Fig. S1 shows that increased STAT5 activation in adult human ALL patients correlate with poor prognosis. Fig. S2 includes the rest of the phenotypic analysis of Stat5b-CA x Rag2−/− leukemic cells. Fig. S3 shows that the leukemic cells are proliferating at a rate similar to littermate control progenitor B cells. Fig. S4 shows that a leukemic cell line produced from a Stat5b-CA x Pax5+/− mouse requires either IL-7 or TSLP for growth and that leukemic cells express increased levels of TSLPR as compared with nonleukemic mice. Fig. S5 shows increased expression of RANKL, CD11a, and BCL2 on leukemic cells as compared with nonleukemic cells. Table S1 contains demographic data for human patient samples. Table S2 provides a list of significant genes (P < 0.01 and FC ≥ 2) from microarray analysis. Table S3 contains lists of genes generated from our microarray analysis and comparison with EBF1- and PAX5-regulated genes. Both activated and repressed gene targets of EBF1 and PAX5 that were significant (P < 0.01) and displayed a twofold change in expression were included. Online supplemental material is available at http://www.jem.org/cgi/content/full/jem.20101947/DC1.

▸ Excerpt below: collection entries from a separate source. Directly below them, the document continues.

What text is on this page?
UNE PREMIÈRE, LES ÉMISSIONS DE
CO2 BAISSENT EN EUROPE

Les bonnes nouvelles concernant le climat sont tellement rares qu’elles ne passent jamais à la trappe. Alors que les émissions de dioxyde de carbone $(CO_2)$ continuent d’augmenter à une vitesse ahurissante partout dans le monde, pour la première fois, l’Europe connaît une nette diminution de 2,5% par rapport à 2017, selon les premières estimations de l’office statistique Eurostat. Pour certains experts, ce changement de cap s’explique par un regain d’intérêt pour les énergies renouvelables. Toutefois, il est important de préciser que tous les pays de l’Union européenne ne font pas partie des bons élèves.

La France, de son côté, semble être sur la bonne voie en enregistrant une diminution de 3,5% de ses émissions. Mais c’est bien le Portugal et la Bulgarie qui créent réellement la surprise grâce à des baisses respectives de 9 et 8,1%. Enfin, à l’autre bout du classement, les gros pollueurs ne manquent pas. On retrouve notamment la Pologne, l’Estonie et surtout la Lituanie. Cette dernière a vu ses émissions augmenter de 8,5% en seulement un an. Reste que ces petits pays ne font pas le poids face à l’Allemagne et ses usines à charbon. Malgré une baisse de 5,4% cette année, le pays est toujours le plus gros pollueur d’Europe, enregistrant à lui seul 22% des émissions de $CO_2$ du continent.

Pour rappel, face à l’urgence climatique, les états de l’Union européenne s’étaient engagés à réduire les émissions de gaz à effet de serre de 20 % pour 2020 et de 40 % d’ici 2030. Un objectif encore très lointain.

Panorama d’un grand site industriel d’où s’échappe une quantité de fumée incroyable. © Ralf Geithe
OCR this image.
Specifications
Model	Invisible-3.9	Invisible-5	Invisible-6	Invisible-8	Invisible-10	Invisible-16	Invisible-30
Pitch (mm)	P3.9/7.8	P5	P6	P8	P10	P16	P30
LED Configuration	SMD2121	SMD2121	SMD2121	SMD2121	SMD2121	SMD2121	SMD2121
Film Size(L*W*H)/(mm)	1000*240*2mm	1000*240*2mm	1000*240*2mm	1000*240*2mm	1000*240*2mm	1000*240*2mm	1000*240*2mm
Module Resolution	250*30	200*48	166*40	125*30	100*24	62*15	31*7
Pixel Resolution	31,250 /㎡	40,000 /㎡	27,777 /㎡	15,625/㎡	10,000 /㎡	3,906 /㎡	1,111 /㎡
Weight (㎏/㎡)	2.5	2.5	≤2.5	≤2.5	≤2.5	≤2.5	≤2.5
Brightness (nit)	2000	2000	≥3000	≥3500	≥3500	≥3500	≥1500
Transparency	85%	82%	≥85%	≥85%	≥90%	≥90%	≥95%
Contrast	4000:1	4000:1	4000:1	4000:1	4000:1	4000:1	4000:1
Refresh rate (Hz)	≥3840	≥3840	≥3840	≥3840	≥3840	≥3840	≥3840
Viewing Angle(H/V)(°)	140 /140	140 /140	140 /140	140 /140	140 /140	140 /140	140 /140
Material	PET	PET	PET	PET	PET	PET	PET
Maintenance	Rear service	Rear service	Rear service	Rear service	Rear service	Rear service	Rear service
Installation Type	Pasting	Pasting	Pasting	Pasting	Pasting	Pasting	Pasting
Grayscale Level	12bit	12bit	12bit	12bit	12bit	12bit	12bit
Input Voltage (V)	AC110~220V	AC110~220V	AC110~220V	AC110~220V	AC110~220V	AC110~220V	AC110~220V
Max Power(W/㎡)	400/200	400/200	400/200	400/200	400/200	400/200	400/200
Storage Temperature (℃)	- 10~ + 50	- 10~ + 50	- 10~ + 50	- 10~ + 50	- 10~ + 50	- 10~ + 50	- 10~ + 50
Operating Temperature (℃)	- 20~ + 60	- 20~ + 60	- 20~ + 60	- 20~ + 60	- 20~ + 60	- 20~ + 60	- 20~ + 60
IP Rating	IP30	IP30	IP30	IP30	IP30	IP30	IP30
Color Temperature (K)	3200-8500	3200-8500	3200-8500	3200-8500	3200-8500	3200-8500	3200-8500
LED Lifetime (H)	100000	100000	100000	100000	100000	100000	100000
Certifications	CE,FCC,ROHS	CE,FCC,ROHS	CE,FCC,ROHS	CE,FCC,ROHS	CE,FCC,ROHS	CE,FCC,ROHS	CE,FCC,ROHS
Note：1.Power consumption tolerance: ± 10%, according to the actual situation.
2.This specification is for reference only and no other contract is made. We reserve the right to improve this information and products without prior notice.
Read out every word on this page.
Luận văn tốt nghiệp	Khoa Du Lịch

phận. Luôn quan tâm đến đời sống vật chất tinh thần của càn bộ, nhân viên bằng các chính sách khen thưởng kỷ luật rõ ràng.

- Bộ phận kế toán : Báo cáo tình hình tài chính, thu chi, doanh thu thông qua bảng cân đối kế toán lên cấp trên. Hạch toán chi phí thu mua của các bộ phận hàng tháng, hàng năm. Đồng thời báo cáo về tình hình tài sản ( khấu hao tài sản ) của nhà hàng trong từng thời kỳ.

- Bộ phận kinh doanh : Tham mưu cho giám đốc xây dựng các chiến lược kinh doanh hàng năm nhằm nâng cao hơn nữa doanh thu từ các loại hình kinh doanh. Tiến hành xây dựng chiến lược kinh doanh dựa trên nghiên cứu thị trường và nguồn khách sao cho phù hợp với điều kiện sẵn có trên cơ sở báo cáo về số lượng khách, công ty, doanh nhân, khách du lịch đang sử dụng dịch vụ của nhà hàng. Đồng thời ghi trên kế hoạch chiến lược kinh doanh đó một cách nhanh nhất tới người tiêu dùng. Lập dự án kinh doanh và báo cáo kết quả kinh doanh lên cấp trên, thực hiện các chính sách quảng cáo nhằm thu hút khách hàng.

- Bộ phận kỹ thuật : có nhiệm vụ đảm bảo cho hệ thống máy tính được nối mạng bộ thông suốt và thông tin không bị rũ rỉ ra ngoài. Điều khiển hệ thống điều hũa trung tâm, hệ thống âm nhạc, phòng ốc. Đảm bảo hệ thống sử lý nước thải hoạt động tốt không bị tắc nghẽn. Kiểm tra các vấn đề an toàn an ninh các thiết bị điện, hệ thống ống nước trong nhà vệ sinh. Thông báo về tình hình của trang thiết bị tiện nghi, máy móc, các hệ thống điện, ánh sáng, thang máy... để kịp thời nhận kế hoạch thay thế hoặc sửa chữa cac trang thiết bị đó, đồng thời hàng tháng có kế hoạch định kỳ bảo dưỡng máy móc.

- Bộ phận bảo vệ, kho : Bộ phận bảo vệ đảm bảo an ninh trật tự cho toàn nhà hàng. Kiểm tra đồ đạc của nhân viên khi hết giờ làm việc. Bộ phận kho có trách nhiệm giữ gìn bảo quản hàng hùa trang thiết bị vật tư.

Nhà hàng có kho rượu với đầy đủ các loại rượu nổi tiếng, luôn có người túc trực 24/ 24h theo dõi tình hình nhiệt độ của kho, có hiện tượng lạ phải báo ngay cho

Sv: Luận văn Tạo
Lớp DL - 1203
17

We are grateful to A. Vegoe, R. Agneberg, J. Bednar, C. Anderson, and P. Schoettler for technical assistance with mouse breeding; P. Champoux and N. Shah for assistance with cell sorting; the University of Minnesota’s Supercomputing Institute for providing computing and bioinformatic resources; Dr. Tim Otter and Crowley Davis Research Inc. for suggesting the initial Stat5b-CA x Ebf1+/− studies; Drs D. Reynaud and H. Singh for DHFL16-JH4 probe; Dr. Meinrad Busslinger and Dr. Rudolf Grosschedl for providing Pax5−/− and Ebf1−/− mice, respectively; and Dr. Michael Burke for critical review of the manuscript.
This work was supported by a Cancer Research Institute Investigator award, a Leukemia and Lymphoma Society Scholar award, and grants from the National Institutes of Health (NIH) to M.A. Farrar. M.J.L. Willette was supported by an NIH training grant (T32-AI07313) and L.B. Ramsey was supported by a University of Minnesota doctoral dissertation fellowship.
The authors have no conflicting financial interests.